Bernard Madoff relied on a classic Ponzi scheme, and the ability to hide from regulators. He could use a small, apparently renegade auditing firm, which had no reputational or ethical concerns, it seems. Madoff was called for suspicious reported actions and results, but the regulators chose to ignore these concerns. Madoff also benefited from operating in an industry where some degree of non-transparency is normal. Earlier, Enron used an incredibly elaborate scheme, with substantial off-balance sheet activities, to perpetrate its fraud. Its auditors bore some of the blame, and their firm also collapsed as a result.

The Satyam fraud is baffling because, unlike Madoff and Enron, it seems that it was so transparent it should have been spotted much earlier, before it grew to a point where it will likely bring down the firm. The auditors just have to be called to account, because checking on cash balances is both a simple and necessary part of their job. How could employees of one of the big four global accounting firms make such a mess of their assignment, year after year?

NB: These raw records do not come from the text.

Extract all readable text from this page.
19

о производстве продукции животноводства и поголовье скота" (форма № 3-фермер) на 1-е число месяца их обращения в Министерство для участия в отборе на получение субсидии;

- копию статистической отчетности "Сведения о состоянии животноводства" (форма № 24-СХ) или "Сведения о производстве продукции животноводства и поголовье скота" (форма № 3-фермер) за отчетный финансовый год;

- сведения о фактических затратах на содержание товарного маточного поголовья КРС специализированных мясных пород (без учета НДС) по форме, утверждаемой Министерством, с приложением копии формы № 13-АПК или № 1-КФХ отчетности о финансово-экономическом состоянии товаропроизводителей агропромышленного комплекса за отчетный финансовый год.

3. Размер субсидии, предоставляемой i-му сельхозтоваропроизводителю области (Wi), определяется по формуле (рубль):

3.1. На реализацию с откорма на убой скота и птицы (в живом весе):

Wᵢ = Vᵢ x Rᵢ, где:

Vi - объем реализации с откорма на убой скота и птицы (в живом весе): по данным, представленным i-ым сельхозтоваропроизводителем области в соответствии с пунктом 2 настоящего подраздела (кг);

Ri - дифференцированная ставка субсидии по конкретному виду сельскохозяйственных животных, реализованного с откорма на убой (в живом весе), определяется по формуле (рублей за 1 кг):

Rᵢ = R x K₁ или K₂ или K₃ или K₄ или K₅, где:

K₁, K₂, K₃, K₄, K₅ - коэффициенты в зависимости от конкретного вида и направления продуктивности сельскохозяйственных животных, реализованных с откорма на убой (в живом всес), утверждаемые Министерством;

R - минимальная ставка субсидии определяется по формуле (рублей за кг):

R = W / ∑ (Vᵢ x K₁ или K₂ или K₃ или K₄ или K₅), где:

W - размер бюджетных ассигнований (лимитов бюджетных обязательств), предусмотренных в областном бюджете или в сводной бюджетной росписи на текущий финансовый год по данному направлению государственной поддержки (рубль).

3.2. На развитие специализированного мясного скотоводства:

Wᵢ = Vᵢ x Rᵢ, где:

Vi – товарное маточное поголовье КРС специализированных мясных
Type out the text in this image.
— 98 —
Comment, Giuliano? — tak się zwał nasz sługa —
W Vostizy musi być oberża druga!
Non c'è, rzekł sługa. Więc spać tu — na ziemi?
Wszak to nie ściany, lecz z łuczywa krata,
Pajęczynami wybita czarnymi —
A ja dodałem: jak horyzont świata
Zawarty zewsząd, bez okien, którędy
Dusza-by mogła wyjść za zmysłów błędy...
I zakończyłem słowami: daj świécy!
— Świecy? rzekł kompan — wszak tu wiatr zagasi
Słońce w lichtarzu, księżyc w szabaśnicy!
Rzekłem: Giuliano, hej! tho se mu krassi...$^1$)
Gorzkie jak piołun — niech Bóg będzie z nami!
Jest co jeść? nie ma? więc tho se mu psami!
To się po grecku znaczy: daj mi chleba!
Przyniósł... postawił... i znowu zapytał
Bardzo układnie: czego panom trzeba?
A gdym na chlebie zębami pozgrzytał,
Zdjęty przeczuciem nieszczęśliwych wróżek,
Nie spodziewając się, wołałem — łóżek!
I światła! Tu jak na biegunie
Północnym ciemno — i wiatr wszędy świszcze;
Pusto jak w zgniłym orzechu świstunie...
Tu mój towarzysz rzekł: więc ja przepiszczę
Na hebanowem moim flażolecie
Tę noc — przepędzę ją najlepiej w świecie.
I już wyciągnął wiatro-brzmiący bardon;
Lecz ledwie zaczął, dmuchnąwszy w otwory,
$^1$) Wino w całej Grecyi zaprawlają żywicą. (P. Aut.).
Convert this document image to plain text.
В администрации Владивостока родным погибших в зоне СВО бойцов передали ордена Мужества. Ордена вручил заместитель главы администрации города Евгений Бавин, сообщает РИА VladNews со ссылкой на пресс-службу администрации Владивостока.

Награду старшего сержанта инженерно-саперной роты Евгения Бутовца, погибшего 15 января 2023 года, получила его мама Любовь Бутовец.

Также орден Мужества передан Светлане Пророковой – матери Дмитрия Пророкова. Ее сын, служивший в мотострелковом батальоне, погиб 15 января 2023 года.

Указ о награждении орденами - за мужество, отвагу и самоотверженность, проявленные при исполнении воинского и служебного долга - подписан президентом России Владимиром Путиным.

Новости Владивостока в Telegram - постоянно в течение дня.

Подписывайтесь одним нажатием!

It’s true that the high profile board of directors and senior officers of the firm should also have smelled a rat. But in a large public corporation, where reputable auditors were certifying the financial statements, their laxness in monitoring might have been understandable. After all, Satyam’s performance (unlike Madoff’s) was not obviously “too good to be true” as measured by the benchmark of industry leaders. There is a lot of blame going around on poor corporate governance in India. In fact, though corporate governance in India is not great, the level of board inattention we saw here was not very different from most companies in the US.

Amazingly, one of Raju’s friends, who runs a non-profit funded by Raju, was quoted in the Wall Street Journal as blaming investors for the fraud, because of their short-termism and pressure for growth that they created for Raju. This is utter nonsense and one of the stupidest comments about this case. Investors, in fact, are the biggest victims, because they had no opportunity to independently verify the financials – they had to take the auditors’ word, and they were rational in having confidence in a publicly traded company with audited financial results.

The consequences of the Satyam scandal will depend partly on policy responses. The press is pointing out that many Indian companies could have similar hidden problems. If investors get suspicious, this could severely damage the corporate sector and the country’s chances of getting back to 9 percent growth. My guess is that Satyam itself will not survive. It already has liquidity problems. It has a large number of corporate customers, who are locked in to Satyam in the short run, but who will each be looking for an alternative: they cannot afford to rely on a firm that may not survive. The only exit strategy here is probably a buyout, which will allow a complete replacement of Satyam’s discredited senior management.

The government could play a role by facilitating some sort of acquisition of Satyam so that the company’s customers and service systems survive, but its failed financial systems and senior management are replaced. In fact, the latest news is that the government has superseded the interim management and will oversee constituting a new management and board of directors. The government’s main policy response should be to strengthen disclosure and monitoring requirements, especially making sure that auditing practice never again fails as blatantly and spectacularly as it did in this case.

Even though weak corporate governance is not the main culprit in the Satyam fiasco, the scandal is highlighting the poor state of India’s corporate governance, and provides a political opening to institute some reforms. Industry associations like the Confederation of Indian Industry should be proactive in this process, and work with the government in this reform process. Failing to strengthen corporate governance will hurt the entire economy. In particular, the structure and functioning of auditing committees is a central issue of concern. Here is a quote from the K.M. Birla Committee report of several years ago:

“9.3  A proper and well functioning system exists therefore, when the three main groups responsible for financial reporting – the board, the internal auditor and the outside auditors – form the three-legged stool that supports responsible financial disclosure and active and participatory oversight. The audit committee has an important role to play in this process, since the audit committee is a sub-group of the full board and hence the monitor of the process. Certainly, it is not the role of the audit committee to prepare financial statements or engage in the myriad of decisions relating to the preparation of those statements. The committee’s job is clearly one of oversight and monitoring and in carrying out this job it relies on senior financial management and the outside auditors. However it is important to ensure that the boards function efficiently for if the boards are dysfunctional, the audit committees will do no better. The Committee believes that the progressive standards of governance applicable to the full board should also be applicable to the audit committee.

9.4   The Committee therefore recommends that a qualified and independent audit committee should be set up by the board of a company. This would go a long way in enhancing the credibility of the financial disclosures of a company and promoting transparency.

This is a mandatory recommendation.”

Initial reports suggest that Satyam was violating such existing Indian guidelines, as well as those for US listed firms. This seems to be a common problem – the standards are already in place, but are just not being monitored or enforced. Negligence requires different policy responses than structural institutional deficiencies. Even though the external auditors are the primary defense against fraud, not instituting internal checks and balances as required by law only increases the probability of fraud.